Through Phase 2, leadership was responsible for establishing prerequisites. In Phase 3, those prerequisites must be internalized by the frontline. Not because leadership said so, but because individuals and teams autonomously orient toward outcomes and make independent decisions—this is the prerequisite for this phase.

  • Frontline individuals and teams are outcome-oriented and can make autonomous decisions without top-down direction

Execution (Individuals)

  • Principles for quality work are codified and provided as sufficient context for AI agents

Execution (Teams)

  • Governance mechanisms for AI-augmented development are designed and operated
  • Context and workflow improvement has become an ongoing team practice

Execution (Organization)

  • Knowledge and practices are shared across the engineering organization, leading to systematization and efficiency gains
  • Organizational structure and policies have been changed to advance AI-Native transformation

Beyond This Framework (Out of Scope)

This framework focuses on Agentic transformation in development processes within product delivery. Beyond this lies optimization of the entire value stream:

  • Business requirements
  • Product discovery
  • Product delivery ← scope of this framework
  • Quality assurance
  • Feedback loops

Value stream optimization has been a goal long before AI, yet few organizations have achieved it. There's no silver bullet.
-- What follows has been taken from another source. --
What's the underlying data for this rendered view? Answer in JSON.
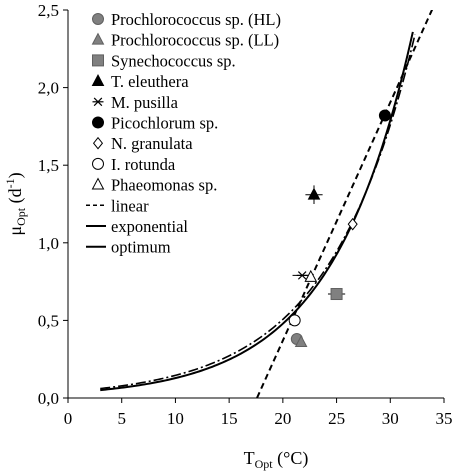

It requires ongoing dialogue with stakeholders across processes, shared understanding, codification, and embedding into organizational practice.
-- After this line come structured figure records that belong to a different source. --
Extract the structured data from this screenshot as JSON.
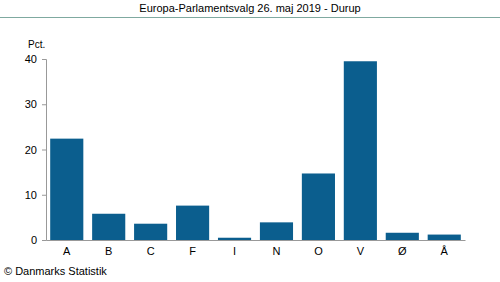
{
  "chart_data": {
    "type": "bar",
    "title": "Europa-Parlamentsvalg 26. maj 2019 - Durup",
    "ylabel": "Pct.",
    "annotations": [
      "© Danmarks Statistik"
    ],
    "categories": [
      "A",
      "B",
      "C",
      "F",
      "I",
      "N",
      "O",
      "V",
      "Ø",
      "Å"
    ],
    "values": [
      22.4,
      5.8,
      3.6,
      7.6,
      0.5,
      3.9,
      14.7,
      39.5,
      1.6,
      1.2
    ],
    "color": "#0b5e8e",
    "ylim": [
      0,
      40
    ],
    "yticks": [
      0,
      10,
      20,
      30,
      40
    ],
    "grid": false
  }
}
This framework limits scope to product delivery and its surroundings—not because the rest doesn't matter, but because attempting everything at once is unrealistic. Engineering leaders should recognize that full value stream optimization is necessary, take responsibility for optimizing their own domain, and focus on dialogue at the interfaces with adjacent processes.


How to Use This Framework

Intended Users and Purpose

What matters is aligning the entire organization's direction—otherwise, humans simply become the bottleneck again, just in a different place. Team alignment is a critical leadership responsibility—so leaders responsible for organizational strategy and policy should first use this framework to assess current state, take action, and clarify direction.
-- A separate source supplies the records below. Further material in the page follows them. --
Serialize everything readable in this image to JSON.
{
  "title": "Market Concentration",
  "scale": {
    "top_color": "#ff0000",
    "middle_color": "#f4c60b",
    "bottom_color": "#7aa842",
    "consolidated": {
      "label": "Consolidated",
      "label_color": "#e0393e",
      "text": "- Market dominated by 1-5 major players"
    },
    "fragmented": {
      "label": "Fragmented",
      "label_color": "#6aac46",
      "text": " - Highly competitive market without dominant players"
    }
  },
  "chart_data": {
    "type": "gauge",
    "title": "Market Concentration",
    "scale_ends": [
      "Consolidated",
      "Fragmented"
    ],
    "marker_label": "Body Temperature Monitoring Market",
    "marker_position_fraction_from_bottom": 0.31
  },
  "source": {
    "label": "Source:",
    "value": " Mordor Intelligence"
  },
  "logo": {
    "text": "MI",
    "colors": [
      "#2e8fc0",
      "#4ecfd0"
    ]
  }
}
Then, engage frontline leaders with the same perspective, set goals, build conviction, and drive transformation.

  • Use this framework for initial diagnosis and current-state assessment
  • Define direction and create a concrete roadmap
  • Dialogue with frontline leaders based on the roadmap to set goals (half-yearly, quarterly—given AI's rapid evolution, quarterly stretch goals are recommended)
  • Review progress against goals and roadmap, and determine next actions

Balance of Prerequisites and Execution

In each phase, if execution advances while prerequisites remain unmet, prerequisites become the bottleneck. When assessing your organization, check prerequisite fulfillment first.

On Phase Sequencing

Phases generally progress in order, but depending on organizational context, you may work on multiple phases in parallel or return to strengthen earlier phases. What matters isn't advancing phases for its own sake, but continuous improvement toward business goals.

Maturity models face criticism that "advancing levels becomes the goal, disconnected from real improvement." This framework carries the same risk. Filling checkboxes isn't the goal—continuously asking whether outcomes and leverage are actually improving is what matters. If advancing phases doesn't result in better outcomes or leverage, you're moving in the wrong direction—even if all boxes are checked.